When the COVID-19 pandemic began, remote work was a fringe benefit at many organizations. Now, nearly 40% of employees have transitioned to remote working arrangements, according to a survey from Boston Consulting Group. This signals the new workplace reality: Remote work is here to stay.
Unfortunately, that’s not a welcomed change for many people. Namely, some employers are concerned about burnout and dwindling employee connections. Considering that impromptu hallway talks and quick chats after meetings are effectively gone, this sentiment is understandable. With workers virtually isolated, it can seem like entire teams have been broken up into individual silos, no longer operating in tandem.
However, remote work doesn’t need to come at the cost of human connections. With a little effort, employers can help foster virtual connections among their employees. And that’s important, especially given that 43% of workers consider team building and collaboration as critical workplace aspects, according to a
Gensler Research Institute survey.
This article offers some ways employers can bring teams together and forge stronger connections, no matter how far apart employees may be.
Social distancing doesn’t mean the end of face-to-face interactions. There are plenty of software solutions that are great tools for giving employees face time with one another. Employers should consider making webcams mandatory during meetings, instead of only using audio. Not only can this help meeting engagement and attentiveness, but it can also foster deeper interpersonal connections.
Be Mindful of Word Choice
When relying on written communication, words must be used carefully, since there are no nonverbal cues to pick up on. Employees may need additional context in emails to prevent misunderstandings, especially if the topic is critical in nature. For example, an email that says “Do this again” reads a lot differently than “I thought you did a nice job on this, but we need you to redo it for X, Y, Z reasons.” Employers can’t rely on a quick check-in to ensure an employee understood the sentiment in their email—they must get it right the first time.
Respect Everyone’s Time
Meeting fatigue is increasingly cited as a top workplace complaint — especially now, since all meetings are conducted on the same laptop screen. Employers must be aware of this and should do their best to reduce unnecessary meetings. Understanding that meeting fatigue can work against efforts to increase connectivity, some organizations have blocked off certain days of the week when no meetings are allowed.
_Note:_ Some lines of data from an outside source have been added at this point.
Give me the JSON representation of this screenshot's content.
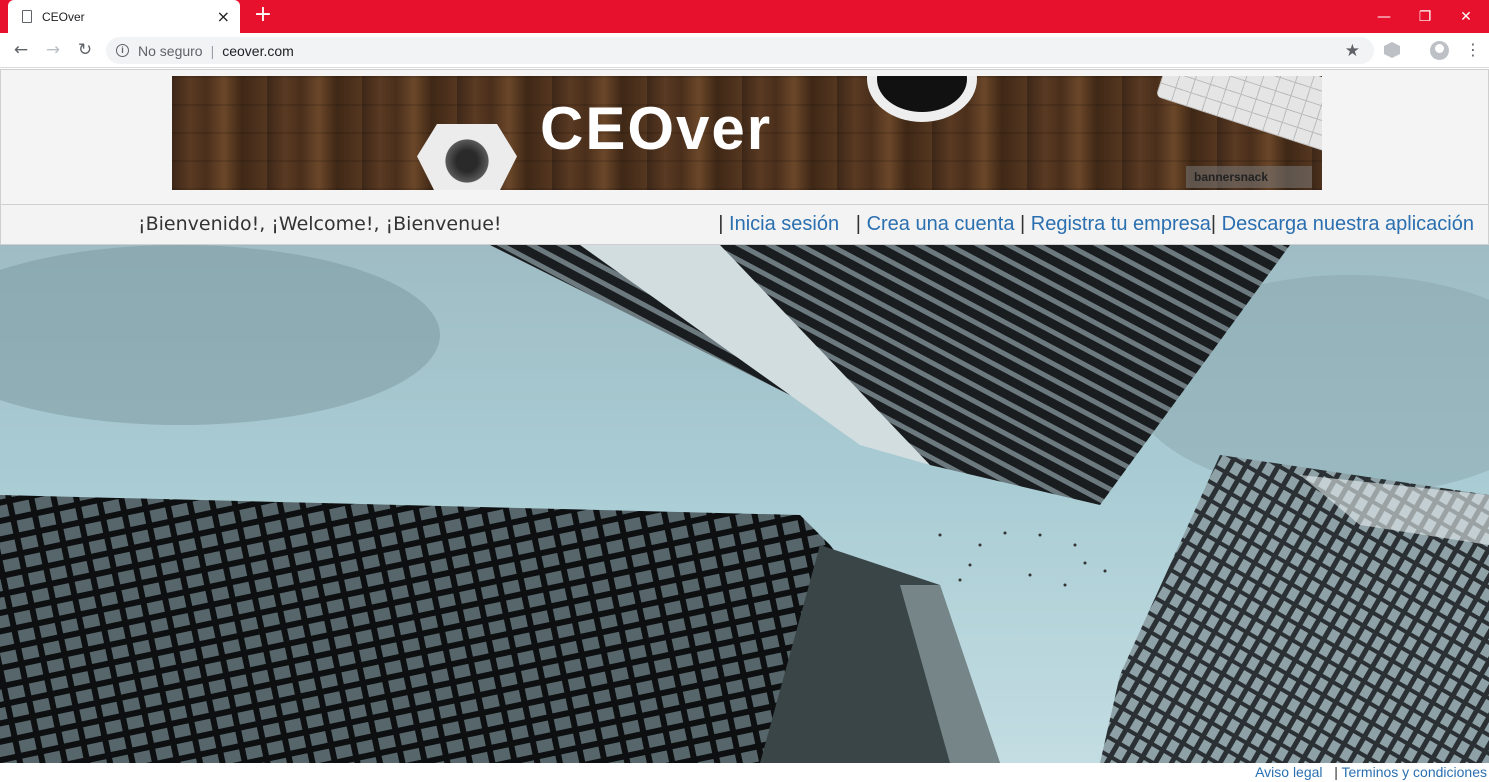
{
  "browser": {
    "tab_title": "CEOver",
    "new_tab_label": "+",
    "close_tab_label": "×",
    "not_secure_label": "No seguro",
    "separator": "|",
    "url": "ceover.com",
    "star_icon": "★",
    "menu_icon": "⋮",
    "window_controls": {
      "minimize": "—",
      "restore": "❐",
      "close": "✕"
    },
    "nav": {
      "back": "←",
      "forward": "→",
      "reload": "↻"
    },
    "colors": {
      "titlebar": "#e8112d"
    }
  },
  "banner": {
    "logo_text": "CEOver",
    "watermark": "bannersnack"
  },
  "welcome": {
    "text": "¡Bienvenido!, ¡Welcome!, ¡Bienvenue!"
  },
  "nav_links": {
    "separator": "|",
    "login": "Inicia sesión",
    "signup": "Crea una cuenta",
    "register_company": "Registra tu empresa",
    "download_app": "Descarga nuestra aplicación"
  },
  "footer": {
    "legal": "Aviso legal",
    "separator": "|",
    "terms": "Terminos y condiciones"
  },
  "colors": {
    "link": "#2a6fb0"
  }
}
Promote Team-building Activities
Socialization is a big part of the workplace. When employees are separated, they need new ways to decompress and get their minds off work. Employers can help by hosting team-building activities or similar events. Ideas include:
- Virtual trivia or board games
- Virtual happy hours or recipe swaps
- Virtual craft nights
- Holiday costume contests
Employers don’t necessarily need to facilitate these events, either. Instead, they can assemble a team of employee volunteers who can coordinate and schedule different social events.
Get Management Involved
It’s important for managers to be connected with their employees, as this can strengthen workplace bonds, increase worker buy-in and show employees they’re valued. Managers should be tuned in to employee engagement and should make themselves present around the virtual workplace. This means sending emails directly to employees, participating in social activities and providing transparency on important organization news.
Hold Virtual Office Hours
Sometimes employees need to talk to their managers about topics that aren’t appropriate for group settings. And since managers are notoriously in and out of meetings all day, it can be hard to find time to bring up these conversations. Managers can get around this by holding virtual office hours. These would be times when employees can virtually connect and discuss what’s on their mind. Without dedicated time slots for these talks, employees may question whether their topic is important enough to warrant a meeting and may never bring it up. By holding office hours, employers are showing that they want to connect with their employees, no matter the subject.